Trump says he wants huge tariffs if elected. That could send inflation spiking.

Updated
US President Donald Trump shakes hand with China's President Xi Jinping at the end of a press conference at the Great Hall of the People in Beijing on November 9, 2017.
Former US President Donald Trump and China's leader Xi Jinping on November 9, 2017.Fred Dufour/AFP/Getty Images
  • Trump has plans for at least a 10% universal tariff on US imports, he told Time Magazine.

  • He argues that such a levy wouldn't lead to increased inflation.

  • But research from the bipartisan Tax Foundation suggests otherwise, and says Trump's 2018 trade war was also economically damaging.

Former President Donald Trump has made it no secret that he plans to build a wall of tariffs around the US, with higher rates applied to those he sees standing in the way of American trade.

If elected, his proposed measures include a 10% universal duty on all imports headed into the country, though Trump recently told Time Magazine this figure could reach even higher.

China could face a tariff as high as 60%, which Trump argues will bring back production to US shores.

"I call it a ring around the country ... A reciprocal tax also," the Republican candidate said in a wide-ranging interview with the outlet. "And if we do that, the numbers are staggering."
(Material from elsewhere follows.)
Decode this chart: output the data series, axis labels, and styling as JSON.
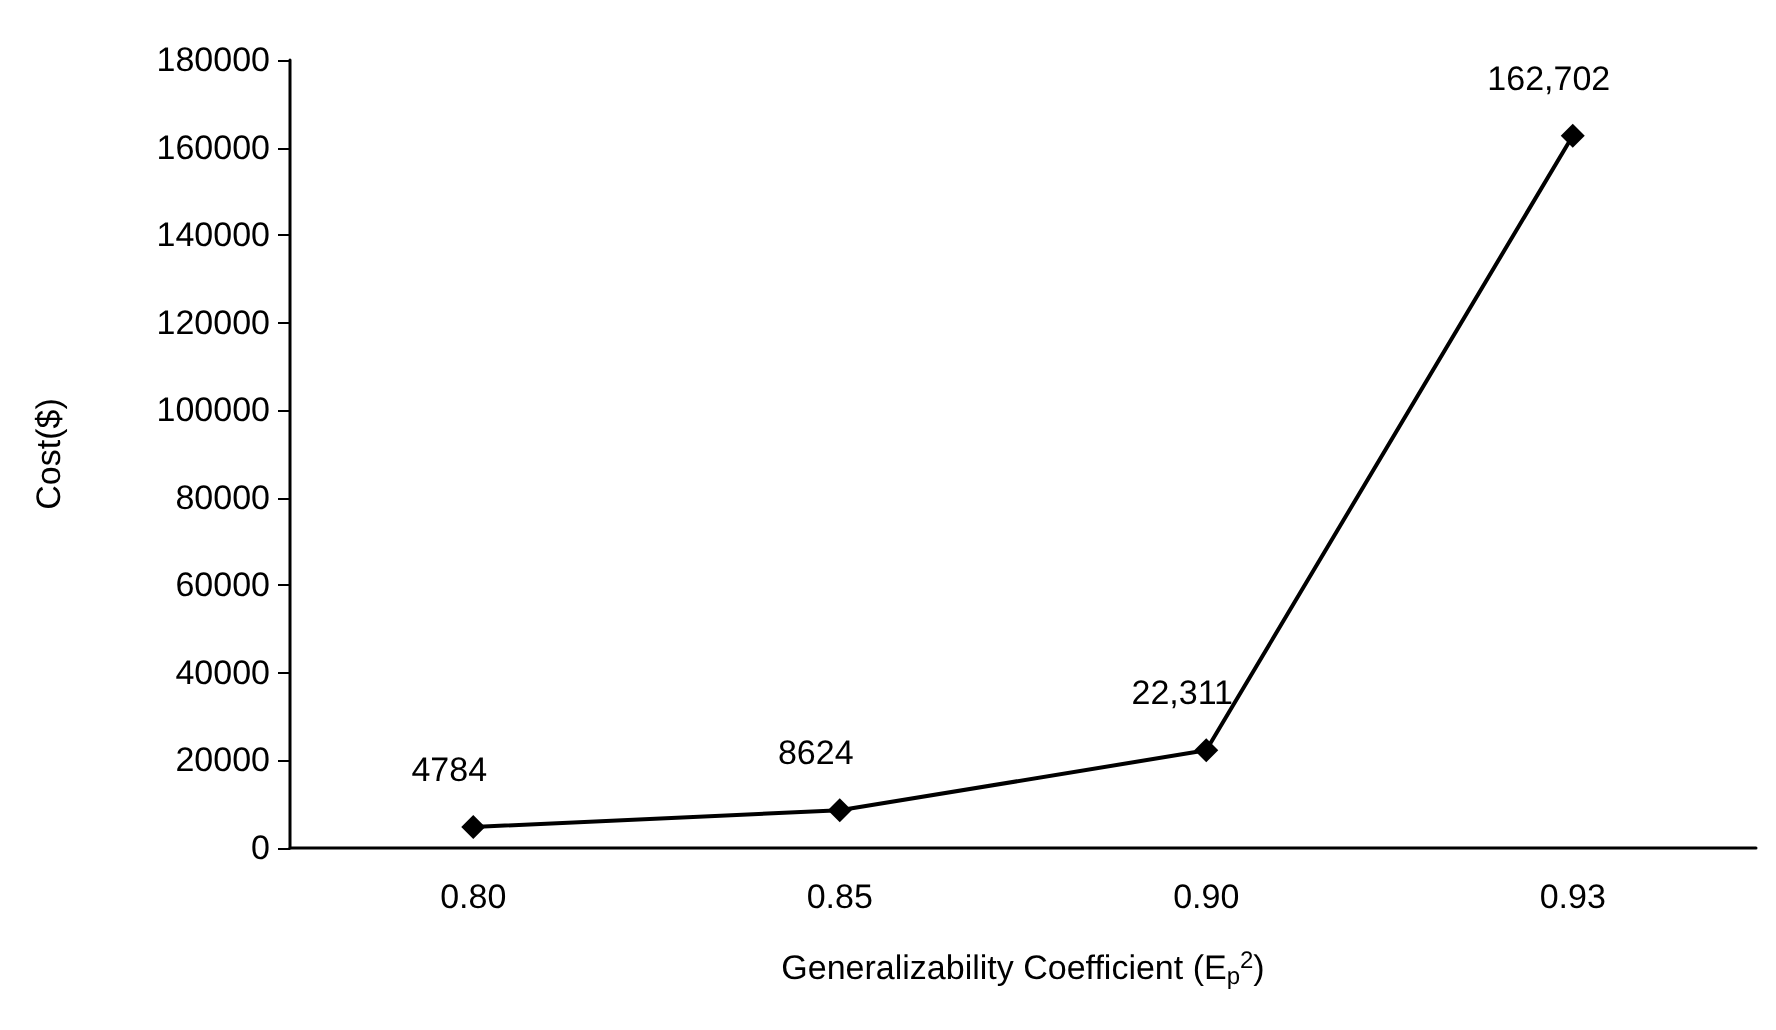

But historical precedence has shown that tariffs can lead to surging inflation, something the Time interviewer brought up to Trump, who was quick to shrug it off.

"I don't believe it will have much of an effect because they're making so much money off of us," he said. "I also don't believe that the costs will go up that much."

The non-partisan Tax Foundation would beg to differ. Their research shows that duties on imports force traders to either raise their prices or pull their product entirely, which also pushes prices higher because supply is diminished.

Further, tariffs also boost the cost of parts and materials, adding price pressure on the final product, even if made in the US, the foundation found.

But Trump refutes this: "I don't believe it'll be inflation. I think it'll be lack of loss for our country."

In his view, countries such as China, India, and Brazil take advantage of the US, by barring American products while at the same time looking to boost domestic production of these same goods.

"I think what happens is you build. What happens to get out of the whole situation is you end up building, instead of having your product brought in from China, because of that additional cost, you end up making the product in the United States," he added later.

Still, when taking a look at Trump's 2018 tariff policies against Beijing, price hikes are among the lasting consequences. Tax Foundation estimates that the tariffs then imposed have amounted to an $80 billion tax increase on Americans.

"Look, I took in billions of dollars from China. Nobody else ever did anything on China," Trump explained. "I also let people know what the threat of China was. China was going along making $500 to $600 billion a year and nobody was ever even mentioning it until I came along."

To be sure, a majority of Trump's restrictions have stayed in place under the current Biden administration; the institute calculated that these remaining tariffs could reduce long-run GDP by 0.21%.

More tariffs under Trump could be poorly timed, as US monetary policy is already struggling to clamp down on current inflation levels. Recent hotter-than-expected data has even amplified worries of a stagflationary scenario, in which the Federal Reserve would have to raise interest rates to pressure down pricing.

But Trump allies are reported to be discussing ways in which the former president could take control of the central bank, in an effort to ensure lower rates. However, any attempt to threaten Fed independence would risk an investor backlash, Harvard economist Kenneth Rogoff recently said.